Computation with Binned Data#

As described in Binned Data Scipp can handle certain types of sparse or scattered data such as event data, i.e., data that cannot directly be represented as a multi-dimensional array. This could, e.g., be used to store data from an array of sensors/detectors that are read out independently, with potentially widely varying frequency.

Scipp supports two classes of operations with binned data.

  1. Bin-centric arithmetic treats every bin as an element to, e.g., apply a different scale factor to every bin.

  2. Event-centric arithmetic considers the individual events within bins.

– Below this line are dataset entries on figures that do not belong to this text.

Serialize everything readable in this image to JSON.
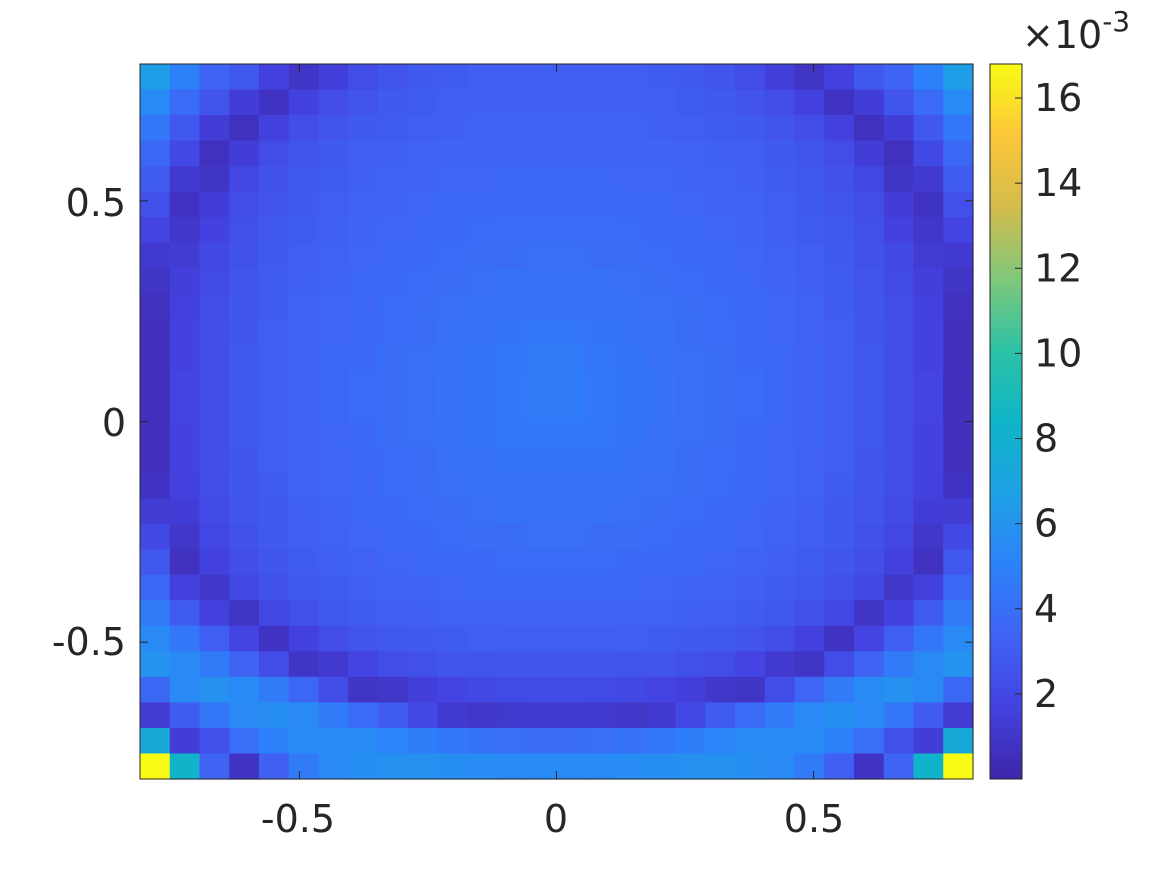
{
  "chart_data": {
    "type": "heatmap",
    "title": "",
    "xlabel": "",
    "ylabel": "",
    "grid_size": [
      28,
      28
    ],
    "xlim": [
      -0.81,
      0.81
    ],
    "ylim": [
      -0.81,
      0.81
    ],
    "x_ticks": [
      -0.5,
      0,
      0.5
    ],
    "x_tick_labels": [
      "-0.5",
      "0",
      "0.5"
    ],
    "y_ticks": [
      0.5,
      0,
      -0.5
    ],
    "y_tick_labels": [
      "0.5",
      "0",
      "-0.5"
    ],
    "colorbar": {
      "min": 0.0,
      "max": 16.8,
      "ticks": [
        2,
        4,
        6,
        8,
        10,
        12,
        14,
        16
      ],
      "tick_labels": [
        "2",
        "4",
        "6",
        "8",
        "10",
        "12",
        "14",
        "16"
      ],
      "exponent_label": "×10",
      "exponent_power": "-3",
      "colormap": "parula"
    },
    "cell_values_note": "",
    "values": [
      [
        6.5,
        5.0,
        3.4,
        2.8,
        1.6,
        0.9,
        1.5,
        2.2,
        2.6,
        2.9,
        3.0,
        3.1,
        3.1,
        3.1,
        3.1,
        3.1,
        3.1,
        3.0,
        2.9,
        2.6,
        2.2,
        1.5,
        0.9,
        1.6,
        2.8,
        3.4,
        5.0,
        6.5
      ],
      [
        5.5,
        3.8,
        2.6,
        1.4,
        0.8,
        1.6,
        2.2,
        2.6,
        2.9,
        3.0,
        3.1,
        3.2,
        3.2,
        3.2,
        3.2,
        3.2,
        3.2,
        3.1,
        3.0,
        2.9,
        2.6,
        2.2,
        1.6,
        0.8,
        1.4,
        2.6,
        3.8,
        5.5
      ],
      [
        4.4,
        2.8,
        1.4,
        0.7,
        1.6,
        2.3,
        2.6,
        2.9,
        3.0,
        3.1,
        3.2,
        3.3,
        3.3,
        3.3,
        3.3,
        3.3,
        3.3,
        3.2,
        3.1,
        3.0,
        2.9,
        2.6,
        2.3,
        1.6,
        0.7,
        1.4,
        2.8,
        4.4
      ],
      [
        3.6,
        2.0,
        0.7,
        1.4,
        2.2,
        2.6,
        2.9,
        3.1,
        3.2,
        3.3,
        3.4,
        3.4,
        3.4,
        3.4,
        3.4,
        3.4,
        3.4,
        3.4,
        3.3,
        3.2,
        3.1,
        2.9,
        2.6,
        2.2,
        1.4,
        0.7,
        2.0,
        3.6
      ],
      [
        3.0,
        1.2,
        0.9,
        1.9,
        2.5,
        2.8,
        3.0,
        3.2,
        3.3,
        3.4,
        3.5,
        3.5,
        3.6,
        3.6,
        3.6,
        3.6,
        3.5,
        3.5,
        3.4,
        3.3,
        3.2,
        3.0,
        2.8,
        2.5,
        1.9,
        0.9,
        1.2,
        3.0
      ],
      [
        2.4,
        0.8,
        1.4,
        2.2,
        2.6,
        2.9,
        3.1,
        3.3,
        3.4,
        3.5,
        3.6,
        3.6,
        3.7,
        3.7,
        3.7,
        3.7,
        3.6,
        3.6,
        3.5,
        3.4,
        3.3,
        3.1,
        2.9,
        2.6,
        2.2,
        1.4,
        0.8,
        2.4
      ],
      [
        1.8,
        1.0,
        1.7,
        2.4,
        2.8,
        3.0,
        3.2,
        3.4,
        3.5,
        3.6,
        3.7,
        3.8,
        3.8,
        3.8,
        3.8,
        3.8,
        3.8,
        3.7,
        3.6,
        3.5,
        3.4,
        3.2,
        3.0,
        2.8,
        2.4,
        1.7,
        1.0,
        1.8
      ],
      [
        1.2,
        1.3,
        2.0,
        2.5,
        2.9,
        3.1,
        3.3,
        3.5,
        3.6,
        3.7,
        3.8,
        3.9,
        3.9,
        4.0,
        4.0,
        3.9,
        3.9,
        3.8,
        3.7,
        3.6,
        3.5,
        3.3,
        3.1,
        2.9,
        2.5,
        2.0,
        1.3,
        1.2
      ],
      [
        0.9,
        1.5,
        2.1,
        2.6,
        3.0,
        3.2,
        3.4,
        3.6,
        3.7,
        3.8,
        3.9,
        4.0,
        4.1,
        4.1,
        4.1,
        4.1,
        4.0,
        3.9,
        3.8,
        3.7,
        3.6,
        3.4,
        3.2,
        3.0,
        2.6,
        2.1,
        1.5,
        0.9
      ],
      [
        0.7,
        1.6,
        2.2,
        2.7,
        3.0,
        3.3,
        3.5,
        3.6,
        3.8,
        3.9,
        4.0,
        4.1,
        4.2,
        4.2,
        4.2,
        4.2,
        4.1,
        4.0,
        3.9,
        3.8,
        3.6,
        3.5,
        3.3,
        3.0,
        2.7,
        2.2,
        1.6,
        0.7
      ],
      [
        0.6,
        1.7,
        2.3,
        2.7,
        3.1,
        3.3,
        3.5,
        3.7,
        3.8,
        3.9,
        4.1,
        4.2,
        4.3,
        4.4,
        4.4,
        4.3,
        4.2,
        4.1,
        3.9,
        3.8,
        3.7,
        3.5,
        3.3,
        3.1,
        2.7,
        2.3,
        1.7,
        0.6
      ],
      [
        0.6,
        1.7,
        2.3,
        2.8,
        3.1,
        3.4,
        3.6,
        3.7,
        3.9,
        4.0,
        4.1,
        4.3,
        4.4,
        4.6,
        4.6,
        4.4,
        4.3,
        4.1,
        4.0,
        3.9,
        3.7,
        3.6,
        3.4,
        3.1,
        2.8,
        2.3,
        1.7,
        0.6
      ],
      [
        0.6,
        1.8,
        2.3,
        2.8,
        3.1,
        3.4,
        3.6,
        3.8,
        3.9,
        4.0,
        4.2,
        4.3,
        4.5,
        4.7,
        4.7,
        4.5,
        4.3,
        4.2,
        4.0,
        3.9,
        3.8,
        3.6,
        3.4,
        3.1,
        2.8,
        2.3,
        1.8,
        0.6
      ],
      [
        0.6,
        1.8,
        2.3,
        2.8,
        3.1,
        3.4,
        3.6,
        3.8,
        3.9,
        4.0,
        4.2,
        4.3,
        4.5,
        4.7,
        4.7,
        4.5,
        4.3,
        4.2,
        4.0,
        3.9,
        3.8,
        3.6,
        3.4,
        3.1,
        2.8,
        2.3,
        1.8,
        0.6
      ],
      [
        0.6,
        1.7,
        2.3,
        2.8,
        3.1,
        3.4,
        3.5,
        3.7,
        3.9,
        4.0,
        4.1,
        4.3,
        4.4,
        4.5,
        4.5,
        4.4,
        4.3,
        4.1,
        4.0,
        3.9,
        3.7,
        3.5,
        3.4,
        3.1,
        2.8,
        2.3,
        1.7,
        0.6
      ],
      [
        0.6,
        1.7,
        2.3,
        2.7,
        3.1,
        3.3,
        3.5,
        3.7,
        3.8,
        3.9,
        4.1,
        4.2,
        4.3,
        4.3,
        4.3,
        4.3,
        4.2,
        4.1,
        3.9,
        3.8,
        3.7,
        3.5,
        3.3,
        3.1,
        2.7,
        2.3,
        1.7,
        0.6
      ],
      [
        0.8,
        1.6,
        2.2,
        2.7,
        3.0,
        3.3,
        3.5,
        3.6,
        3.8,
        3.9,
        4.0,
        4.1,
        4.2,
        4.2,
        4.2,
        4.2,
        4.1,
        4.0,
        3.9,
        3.8,
        3.6,
        3.5,
        3.3,
        3.0,
        2.7,
        2.2,
        1.6,
        0.8
      ],
      [
        1.3,
        1.4,
        2.1,
        2.6,
        2.9,
        3.2,
        3.4,
        3.6,
        3.7,
        3.8,
        3.9,
        4.0,
        4.1,
        4.1,
        4.1,
        4.1,
        4.0,
        3.9,
        3.8,
        3.7,
        3.6,
        3.4,
        3.2,
        2.9,
        2.6,
        2.1,
        1.4,
        1.3
      ],
      [
        2.0,
        1.0,
        1.9,
        2.5,
        2.9,
        3.1,
        3.3,
        3.5,
        3.6,
        3.7,
        3.8,
        3.9,
        3.9,
        4.0,
        4.0,
        3.9,
        3.9,
        3.8,
        3.7,
        3.6,
        3.5,
        3.3,
        3.1,
        2.9,
        2.5,
        1.9,
        1.0,
        2.0
      ],
      [
        2.8,
        0.7,
        1.6,
        2.3,
        2.7,
        3.0,
        3.2,
        3.3,
        3.5,
        3.6,
        3.7,
        3.7,
        3.8,
        3.8,
        3.8,
        3.8,
        3.7,
        3.7,
        3.6,
        3.5,
        3.3,
        3.2,
        3.0,
        2.7,
        2.3,
        1.6,
        0.7,
        2.8
      ],
      [
        3.6,
        1.6,
        1.0,
        2.0,
        2.5,
        2.8,
        3.0,
        3.2,
        3.3,
        3.4,
        3.5,
        3.6,
        3.6,
        3.6,
        3.6,
        3.6,
        3.6,
        3.5,
        3.4,
        3.3,
        3.2,
        3.0,
        2.8,
        2.5,
        2.0,
        1.0,
        1.6,
        3.6
      ],
      [
        4.6,
        3.0,
        1.6,
        0.9,
        1.9,
        2.4,
        2.8,
        3.0,
        3.1,
        3.2,
        3.3,
        3.3,
        3.4,
        3.4,
        3.4,
        3.4,
        3.3,
        3.3,
        3.2,
        3.1,
        3.0,
        2.8,
        2.4,
        1.9,
        0.9,
        1.6,
        3.0,
        4.6
      ],
      [
        5.4,
        4.4,
        3.1,
        1.8,
        0.8,
        1.6,
        2.2,
        2.6,
        2.8,
        2.9,
        3.0,
        3.1,
        3.1,
        3.1,
        3.1,
        3.1,
        3.1,
        3.0,
        2.9,
        2.8,
        2.6,
        2.2,
        1.6,
        0.8,
        1.8,
        3.1,
        4.4,
        5.4
      ],
      [
        5.9,
        5.4,
        4.6,
        3.4,
        2.2,
        0.9,
        1.2,
        1.8,
        2.2,
        2.4,
        2.6,
        2.6,
        2.7,
        2.7,
        2.7,
        2.7,
        2.6,
        2.6,
        2.4,
        2.2,
        1.8,
        1.2,
        0.9,
        2.2,
        3.4,
        4.6,
        5.4,
        5.9
      ],
      [
        3.6,
        5.4,
        5.8,
        5.5,
        4.6,
        3.5,
        2.2,
        0.9,
        1.0,
        1.5,
        1.8,
        2.0,
        2.1,
        2.1,
        2.1,
        2.1,
        2.0,
        1.8,
        1.5,
        1.0,
        0.9,
        2.2,
        3.5,
        4.6,
        5.5,
        5.8,
        5.4,
        3.6
      ],
      [
        1.3,
        3.0,
        4.4,
        5.4,
        5.7,
        5.4,
        4.6,
        3.8,
        3.0,
        2.0,
        1.2,
        1.0,
        1.1,
        1.2,
        1.2,
        1.1,
        1.0,
        1.2,
        2.0,
        3.0,
        3.8,
        4.6,
        5.4,
        5.7,
        5.4,
        4.4,
        3.0,
        1.3
      ],
      [
        7.4,
        1.4,
        2.4,
        4.0,
        5.0,
        5.5,
        5.6,
        5.5,
        5.2,
        4.8,
        4.5,
        4.2,
        4.0,
        3.9,
        3.9,
        4.0,
        4.2,
        4.5,
        4.8,
        5.2,
        5.5,
        5.6,
        5.5,
        5.0,
        4.0,
        2.4,
        1.4,
        7.4
      ],
      [
        16.8,
        8.2,
        3.4,
        0.8,
        3.2,
        4.6,
        5.4,
        5.7,
        5.8,
        5.8,
        5.7,
        5.6,
        5.5,
        5.5,
        5.5,
        5.5,
        5.6,
        5.7,
        5.8,
        5.8,
        5.7,
        5.4,
        4.6,
        3.2,
        0.8,
        3.4,
        8.2,
        16.8
      ]
    ]
  }
}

This allows for operation without the precision loss that would ensue from simply histogramming data.

Overview and Quick Reference#

Before going into a detailed explanation below we provide a quick reference:

  • Unary operations such as sin, cos, or sqrt work as normal.

  • Comparison operations such as less (<) are not supported.

  • Binary operations such as + work in principle, but usually not if both operands represent event data. In that case, see table below.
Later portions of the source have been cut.